2. Give and Take

Components provide services and require services from other components.

The Problem

You want to build a spell checker. It needs a dictionary. Without a component system, you’d instantiate the dictionary yourself, pass it in, manage its lifecycle. With the kernel: the dictionary provides a service, the spell checker requires it, the kernel wires them together.

Providing a Service

from signalpy.kernel import component, provides, lifecycle

@component("dict-en")
@provides("IDictionary")
class EnglishDict:
    @lifecycle.activate
    def activate(self):
        self.words = {"hello", "world", "welcome", "to", "the", "tutorial"}

    def check_word(self, word: str) -> bool:
        return word.lower() in self.words
Note

@provides("IDictionary") registers this component in the service registry under the contract name "IDictionary". Any other component can now say “I need an IDictionary” and get this one.

Requiring a Service

from signalpy.kernel import component, requires, lifecycle

@component("checker")
@requires(dictionary="IDictionary")
class SpellChecker:
    @lifecycle.activate
    def activate(self):
        print("Spell checker ready")

    def check(self, text: str) -> list[str]:
        return [w for w in text.split() if not self.rt.dictionary.check_word(w)]
Note

@requires(dictionary="IDictionary") tells the kernel: “before activating me, find a component that provides IDictionary and make it available as self.rt.dictionary.”

Typed Contracts

Strings work, but types are better. Define a Protocol and use it everywhere:

from typing import Protocol, runtime_checkable

@runtime_checkable
class IDictionary(Protocol):
    def check_word(self, word: str) -> bool: ...
@provides(IDictionary)                   # type, not string
class EnglishDict: ...

@requires(dictionary=IDictionary)        # type, not string
class SpellChecker: ...
Why types?

No magic strings to typo. IDE “find all references” works. Import errors catch mismatches at load time. Both forms work — strings for backward compat, types for new code.

Unified @requires

One decorator handles all injection modes.
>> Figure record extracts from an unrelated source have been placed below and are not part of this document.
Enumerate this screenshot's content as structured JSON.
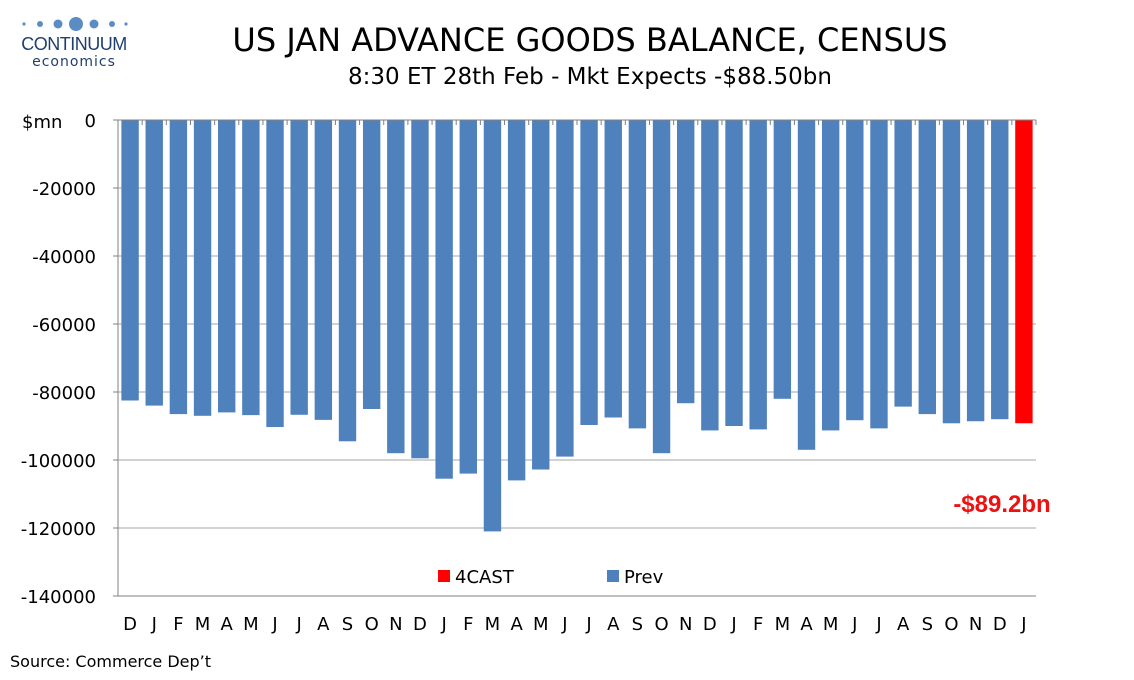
{
  "logo": {
    "word": "CONTINUUM",
    "sub": "economics",
    "dot_color": "#5b8cc4"
  },
  "header": {
    "title": "US JAN ADVANCE GOODS BALANCE, CENSUS",
    "subtitle": "8:30 ET 28th Feb - Mkt Expects -$88.50bn"
  },
  "footer": {
    "source": "Source: Commerce Dep’t"
  },
  "callout": {
    "text": "-$89.2bn",
    "color": "#ee1111"
  },
  "chart_data": {
    "type": "bar",
    "ylabel": "$mn",
    "ylim": [
      -140000,
      0
    ],
    "yticks": [
      0,
      -20000,
      -40000,
      -60000,
      -80000,
      -100000,
      -120000,
      -140000
    ],
    "grid": true,
    "legend_position": "bottom-center",
    "categories": [
      "D",
      "J",
      "F",
      "M",
      "A",
      "M",
      "J",
      "J",
      "A",
      "S",
      "O",
      "N",
      "D",
      "J",
      "F",
      "M",
      "A",
      "M",
      "J",
      "J",
      "A",
      "S",
      "O",
      "N",
      "D",
      "J",
      "F",
      "M",
      "A",
      "M",
      "J",
      "J",
      "A",
      "S",
      "O",
      "N",
      "D",
      "J"
    ],
    "series": [
      {
        "name": "Prev",
        "color": "#4f81bd",
        "values": [
          -82500,
          -84000,
          -86500,
          -87000,
          -86000,
          -86800,
          -90300,
          -86700,
          -88200,
          -94500,
          -85000,
          -98000,
          -99500,
          -105500,
          -104000,
          -121000,
          -106000,
          -102800,
          -99000,
          -89700,
          -87500,
          -90700,
          -98000,
          -83300,
          -91300,
          -90000,
          -91000,
          -82000,
          -97000,
          -91300,
          -88300,
          -90700,
          -84300,
          -86500,
          -89200,
          -88600,
          -88000,
          null
        ]
      },
      {
        "name": "4CAST",
        "color": "#ff0000",
        "values": [
          null,
          null,
          null,
          null,
          null,
          null,
          null,
          null,
          null,
          null,
          null,
          null,
          null,
          null,
          null,
          null,
          null,
          null,
          null,
          null,
          null,
          null,
          null,
          null,
          null,
          null,
          null,
          null,
          null,
          null,
          null,
          null,
          null,
          null,
          null,
          null,
          null,
          -89200
        ]
      }
    ]
  }
}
The type hint tells the kernel what you need:

Declaration What self.rt.X is Use case
@requires(x=IContract) Single service (highest ranked) One config, one logger
@requires(x=list[IContract]) List of all matching All dictionaries, all plugins
@requires(x=IContract, key="lang") Dict keyed by property {"EN": en, "FR": fr}
@requires(x=IContract, optional=True) Single or None Optional cache

self.rt — The Reactive Runtime

Every injected service lives under self.rt. This is the component’s window into the kernel:

self.rt.dictionary   # injected service (from @requires) — reactive!
self.rt.config       # IConfig (if required)
self.rt.logger       # ILogger (scoped to this component)
self.rt.invoke(...)  # call another component's runnable
self.rt.publish(...) # emit an event (covered later, when we introduce events)
self.rt.spawn(...)   # create a child component (covered later)
self.rt.peek("config")  # read without reactive tracking (covered in tutorial 3)
IConfig and ILogger are kernel built-ins

IConfig, ILogger, and a handful of other contracts are defined in signalpy.kernel.contracts. The kernel ships components (ConfigProvider, LoggingProvider, …) that implement them, so you can @requires(config=IConfig) without writing the implementation yourself. Tutorial 7 shows how to write your own provider for a new contract.

self.rt is reactive

Every read through self.rt is a reactive read. Inside reactive methods (introduced in tutorial 3 as @effect and @computed), the kernel tracks what you accessed and re-runs the method automatically when those values change. Outside reactive methods, it just behaves like normal attribute access.